Погнутый прут заманчиво красовался на задах, у грязной канавы — как раз там, где не стоило опасаться свидетелей преступления. Да, проникновение на чужую территорию — преступление. Только вряд ли Турищев, обнаружив Катю, сдаст ее милиции. Это сделало бы его смешным, чего он боится пуще смерти. Он может только оскорбить ее и выгнать, а подобное Катя уже вчера пережила — и ничего, прекрасно себя чувствует. Она была возбуждена и даже улыбалась, пролезая в довольно широкую щель.
Слава богу, это был сад, а не привычный нынче кусок голой земли, расчерченный грядками. Катя, таясь за деревьями и кустами, осторожно кралась по направлению к смутно просвечивающей беседке. Приблизившись, она застыла, стараясь не дышать, поскольку заметила силуэт Турищева. Писатель почему-то не сидел, а почти лежал на скамейке. Прошло несколько минут, показавшихся Кате вечностью, однако он не пошевелился. Спит? В такой неудобной позе?
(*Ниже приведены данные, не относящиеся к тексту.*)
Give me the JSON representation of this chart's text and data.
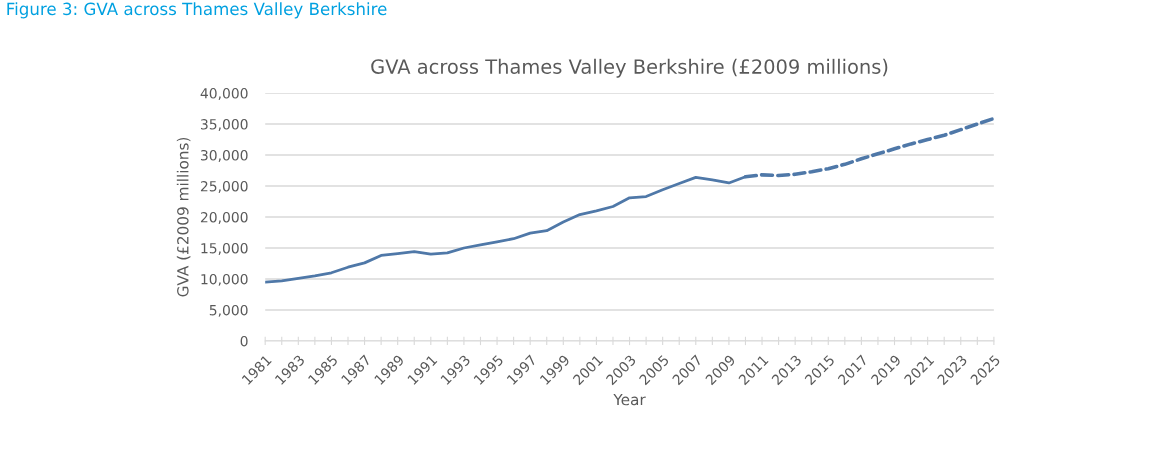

Маловероятно. Или ему плохо? Сердце, например. Ох, как неудачно! Кате страшно не хотелось показываться Турищеву на глаза. Он, разумеется, решит, что она явилась умолять о прощении. Только этого не хватало! Но вдруг человеку действительно плохо и надо вызвать врача? Не оставлять же его помирать исключительно потому, что он гад? И Катя, все еще зачем-то соблюдая осторожность, сунула голову в беседку.
Турищев никак не среагировал на подобную фамильярность, хотя глаза его были открыты. Катя почувствовала, как у нее стучит в висках. Потом сказала себе: «Надо», — и прикоснулась к руке Турищева. Холодная, но не слишком. Правда, на улице теплынь. Где-то тут должен прощупываться пульс… должен, однако не прощупывается. Еще бы — затылок писателя разбит в кровь. Господи, как же она сразу не заметила? Он мертв! «Ну, ты и влипла, — вслух произнесла Катя. — Кретинка недоразвитая!»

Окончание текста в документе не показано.